Albin Michel (2019)
Une courte nouvelle de Stephen King (40 pages). Inédite et gratuite (en ebook exclusivement, pas de version papier semble t’il). Une demi-heure environ à lui consacrer. Guère plus ; d’autant que le style coule d’une belle source tranquille et sereine. La plus grande force de l’auteur est, comme à son ordinaire, de se montrer conteur émérite, d’abord aisé, usant de mots et de formulations simples et immédiatement accessibles. La nouvelle vaut le détour par sa fraicheur et, sans doute, son authenticité (certaines pages du Web s’en font l’écho). On s’y croirait. Une intrigue simple, réaliste et logique nous est proposée sans artéfact terrifiant.
« Laurie » : une histoire douce. Une tranche de vie autour du mal-être d’un homme ordinaire.
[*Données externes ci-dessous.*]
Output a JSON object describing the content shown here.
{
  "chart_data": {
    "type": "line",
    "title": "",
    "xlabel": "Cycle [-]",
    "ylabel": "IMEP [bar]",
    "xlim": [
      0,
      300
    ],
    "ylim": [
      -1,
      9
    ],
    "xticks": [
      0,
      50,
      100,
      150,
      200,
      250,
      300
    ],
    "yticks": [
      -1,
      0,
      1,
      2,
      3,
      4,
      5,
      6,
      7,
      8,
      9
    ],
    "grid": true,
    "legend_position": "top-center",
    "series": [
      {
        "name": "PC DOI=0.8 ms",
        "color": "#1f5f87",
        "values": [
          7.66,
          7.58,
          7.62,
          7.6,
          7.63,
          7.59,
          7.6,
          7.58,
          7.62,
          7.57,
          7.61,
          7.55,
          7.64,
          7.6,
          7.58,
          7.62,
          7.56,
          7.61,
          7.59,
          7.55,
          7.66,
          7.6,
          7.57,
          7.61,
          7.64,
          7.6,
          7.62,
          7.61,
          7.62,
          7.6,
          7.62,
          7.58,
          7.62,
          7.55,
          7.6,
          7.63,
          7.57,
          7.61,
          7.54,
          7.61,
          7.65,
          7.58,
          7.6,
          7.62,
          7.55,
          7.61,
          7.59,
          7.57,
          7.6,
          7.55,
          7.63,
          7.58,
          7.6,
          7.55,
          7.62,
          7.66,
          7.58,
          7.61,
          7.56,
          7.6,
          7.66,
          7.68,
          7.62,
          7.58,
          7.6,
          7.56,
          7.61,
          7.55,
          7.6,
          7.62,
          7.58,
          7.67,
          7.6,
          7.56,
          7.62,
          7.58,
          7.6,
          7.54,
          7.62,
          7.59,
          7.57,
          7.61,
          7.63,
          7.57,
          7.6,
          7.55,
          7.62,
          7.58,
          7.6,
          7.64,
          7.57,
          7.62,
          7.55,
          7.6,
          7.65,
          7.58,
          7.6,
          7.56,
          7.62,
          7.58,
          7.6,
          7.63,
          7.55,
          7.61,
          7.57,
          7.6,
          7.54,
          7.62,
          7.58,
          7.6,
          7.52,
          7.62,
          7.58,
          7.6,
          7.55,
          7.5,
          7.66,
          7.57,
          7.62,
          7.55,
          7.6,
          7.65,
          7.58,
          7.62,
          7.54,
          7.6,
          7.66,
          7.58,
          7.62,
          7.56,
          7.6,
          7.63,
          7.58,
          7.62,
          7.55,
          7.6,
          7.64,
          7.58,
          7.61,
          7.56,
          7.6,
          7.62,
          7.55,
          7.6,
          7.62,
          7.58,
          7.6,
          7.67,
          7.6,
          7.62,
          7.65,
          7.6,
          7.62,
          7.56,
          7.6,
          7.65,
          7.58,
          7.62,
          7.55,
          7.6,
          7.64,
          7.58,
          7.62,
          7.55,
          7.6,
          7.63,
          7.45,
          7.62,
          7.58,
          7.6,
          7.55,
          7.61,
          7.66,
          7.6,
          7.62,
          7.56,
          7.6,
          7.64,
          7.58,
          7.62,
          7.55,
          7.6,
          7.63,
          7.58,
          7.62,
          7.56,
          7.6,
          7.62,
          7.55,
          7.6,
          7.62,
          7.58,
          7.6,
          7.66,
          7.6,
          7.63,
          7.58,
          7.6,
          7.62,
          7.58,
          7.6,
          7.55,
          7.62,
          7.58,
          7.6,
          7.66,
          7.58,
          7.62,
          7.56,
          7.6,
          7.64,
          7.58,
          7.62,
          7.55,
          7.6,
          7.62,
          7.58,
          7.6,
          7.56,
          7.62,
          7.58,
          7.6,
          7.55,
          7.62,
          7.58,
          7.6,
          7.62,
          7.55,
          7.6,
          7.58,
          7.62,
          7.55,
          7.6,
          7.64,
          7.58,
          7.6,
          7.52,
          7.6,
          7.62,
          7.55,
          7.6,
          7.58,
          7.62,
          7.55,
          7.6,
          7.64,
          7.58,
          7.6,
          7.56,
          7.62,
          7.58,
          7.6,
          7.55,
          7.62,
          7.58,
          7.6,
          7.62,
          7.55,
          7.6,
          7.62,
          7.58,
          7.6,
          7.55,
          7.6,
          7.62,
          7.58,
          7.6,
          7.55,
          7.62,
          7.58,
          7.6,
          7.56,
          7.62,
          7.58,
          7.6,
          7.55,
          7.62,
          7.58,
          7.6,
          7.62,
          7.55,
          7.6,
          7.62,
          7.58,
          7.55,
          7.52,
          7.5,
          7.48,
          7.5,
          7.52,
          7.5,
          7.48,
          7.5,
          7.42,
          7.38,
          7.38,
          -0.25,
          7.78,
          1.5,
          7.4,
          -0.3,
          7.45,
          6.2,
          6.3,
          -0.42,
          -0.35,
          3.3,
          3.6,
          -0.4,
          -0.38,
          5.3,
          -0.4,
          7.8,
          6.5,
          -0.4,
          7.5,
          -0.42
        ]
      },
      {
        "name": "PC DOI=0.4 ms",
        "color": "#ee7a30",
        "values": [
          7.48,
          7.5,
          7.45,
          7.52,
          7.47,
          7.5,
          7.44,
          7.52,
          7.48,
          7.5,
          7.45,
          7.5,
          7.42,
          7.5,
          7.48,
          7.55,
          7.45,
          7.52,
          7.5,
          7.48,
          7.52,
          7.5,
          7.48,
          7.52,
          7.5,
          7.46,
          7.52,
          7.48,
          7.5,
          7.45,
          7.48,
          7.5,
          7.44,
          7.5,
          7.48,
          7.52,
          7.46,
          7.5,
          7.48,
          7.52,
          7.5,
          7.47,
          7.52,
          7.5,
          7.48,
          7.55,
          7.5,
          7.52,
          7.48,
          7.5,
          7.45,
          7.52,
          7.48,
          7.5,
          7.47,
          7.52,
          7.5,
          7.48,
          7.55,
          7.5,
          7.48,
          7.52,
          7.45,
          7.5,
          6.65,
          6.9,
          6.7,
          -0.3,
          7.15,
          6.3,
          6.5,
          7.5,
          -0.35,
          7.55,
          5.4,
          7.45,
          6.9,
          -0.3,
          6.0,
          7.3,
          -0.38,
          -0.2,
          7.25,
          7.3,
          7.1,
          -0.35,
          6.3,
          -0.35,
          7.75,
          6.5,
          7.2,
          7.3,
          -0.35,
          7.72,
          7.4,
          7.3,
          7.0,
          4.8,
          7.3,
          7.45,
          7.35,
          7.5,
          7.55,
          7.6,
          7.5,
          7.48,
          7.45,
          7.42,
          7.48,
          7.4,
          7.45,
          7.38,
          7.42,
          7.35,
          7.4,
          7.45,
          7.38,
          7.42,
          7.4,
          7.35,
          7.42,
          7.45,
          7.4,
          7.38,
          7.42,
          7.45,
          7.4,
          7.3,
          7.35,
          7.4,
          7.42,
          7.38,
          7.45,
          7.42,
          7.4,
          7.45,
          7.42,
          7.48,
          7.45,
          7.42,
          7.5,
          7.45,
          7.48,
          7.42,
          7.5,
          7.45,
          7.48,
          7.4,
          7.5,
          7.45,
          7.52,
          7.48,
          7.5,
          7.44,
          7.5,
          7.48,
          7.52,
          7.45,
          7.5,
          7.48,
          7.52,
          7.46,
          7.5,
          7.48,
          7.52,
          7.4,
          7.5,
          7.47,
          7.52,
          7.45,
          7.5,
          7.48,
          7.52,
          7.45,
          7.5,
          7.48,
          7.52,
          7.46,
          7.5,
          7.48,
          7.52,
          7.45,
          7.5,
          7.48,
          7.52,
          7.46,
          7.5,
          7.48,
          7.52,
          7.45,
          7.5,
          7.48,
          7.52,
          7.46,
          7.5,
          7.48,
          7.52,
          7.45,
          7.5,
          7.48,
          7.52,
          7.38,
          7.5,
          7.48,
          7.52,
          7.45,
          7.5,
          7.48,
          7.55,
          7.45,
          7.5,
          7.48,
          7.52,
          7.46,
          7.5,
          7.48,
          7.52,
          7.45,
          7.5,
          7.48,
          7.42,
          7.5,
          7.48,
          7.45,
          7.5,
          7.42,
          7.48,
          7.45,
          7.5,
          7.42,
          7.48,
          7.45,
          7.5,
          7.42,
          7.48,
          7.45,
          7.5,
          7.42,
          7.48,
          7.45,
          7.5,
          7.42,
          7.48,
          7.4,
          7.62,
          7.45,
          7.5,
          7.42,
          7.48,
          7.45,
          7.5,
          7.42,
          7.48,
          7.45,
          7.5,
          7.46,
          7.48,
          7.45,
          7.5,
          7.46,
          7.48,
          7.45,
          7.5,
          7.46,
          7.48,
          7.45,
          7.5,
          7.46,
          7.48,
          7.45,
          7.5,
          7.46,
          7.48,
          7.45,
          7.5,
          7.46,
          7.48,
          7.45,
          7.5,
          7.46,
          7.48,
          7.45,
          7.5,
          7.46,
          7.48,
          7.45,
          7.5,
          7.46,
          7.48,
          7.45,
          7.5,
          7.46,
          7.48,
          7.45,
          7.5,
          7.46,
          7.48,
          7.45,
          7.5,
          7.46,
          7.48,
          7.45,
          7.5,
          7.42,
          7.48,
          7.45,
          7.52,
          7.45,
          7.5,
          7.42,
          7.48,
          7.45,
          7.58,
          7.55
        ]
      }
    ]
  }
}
Celui d’un septuagénaire, Lloyd, veuf récent, désormais seul, qui peine à reprendre pied dans le bout de vie qu’il lui reste. Il s’y laisse aller, fataliste, résigné, peu soigneux de sa personne et de sa maison, balloté physiquement et moralement par un chagrin qu’il ne parvient pas à dénouer et la monotonie résignée qu’il accorde à chaque jour sans son épouse. Le rebond, sans elle, ne lui semblable ni souhaitable ni accessible. Une petite chienne à lui offerte, Laurie, va tout chambouler, changer la donne d’une vue rompue.
La suite appartient au récit …
Vous vous en doutez, deux êtres vont s’apprivoiser l’un l’autre ; c’est ce chemin qu’emprunte l’auteur, celui d’une renaissance accordée à un vieillard résigné.
Maintenant, qu’attend t’on classiquement du maitre de l’horreur ? Une jolie petite histoire ? Non. De la littérature générale ? Non plus (quoi que.. !). Et pourtant, au détour de ses romans baignés de « mauvais genres » (y compris dans ses grasses novelas) on découvre de larges pans digressifs de littérature blanche (qui font, pour ma part, tout l’intérêt de sa bibliographie), ils jalonnent de loin en loin et souvent d’abondance les interludes entre deux passages houleux offerts à la terreur et au frisson. J’ai toujours suspecté King d’être opportuniste sur les terres SFFF, alors qu’en filigrane il se serait bien vu auteur généraliste. Je ne connais pas suffisamment son œuvre pour étayer ce qui, après tout, ne m’est qu’une intuition. De la même manière il semblerait que la nouvelle contienne des références autobiographiques. Je ne les ai pas repérées. « Laurie » semble, en outre, avoir un rapport avec « L’outsider » que je n’ai pas lu (certains éléments graphiques des deux 1 de couv les rapprochent) mais je ne suis sûr de rien.
Au final : un instant (éphémère ?) de lecture plaisante et rafraichissante autour de la solitude de l’âge avancé. A lire comme un bonbon sucré, gorgé de bons sentiments, de sourires de connivence entre un simple chien, comme tant d’autres, et un vieux monsieur à la dérive. L’happy end est de rigueur, pas de secousse ultime due à une mise en abime dévastatrice ; la finalité est de miel au gré d’un propos tendre. On dirait qu’un smiley souriant nous attend en lieu et place du traditionnel mot FIN.
Bienvenue au royaume des confiseries littéraires.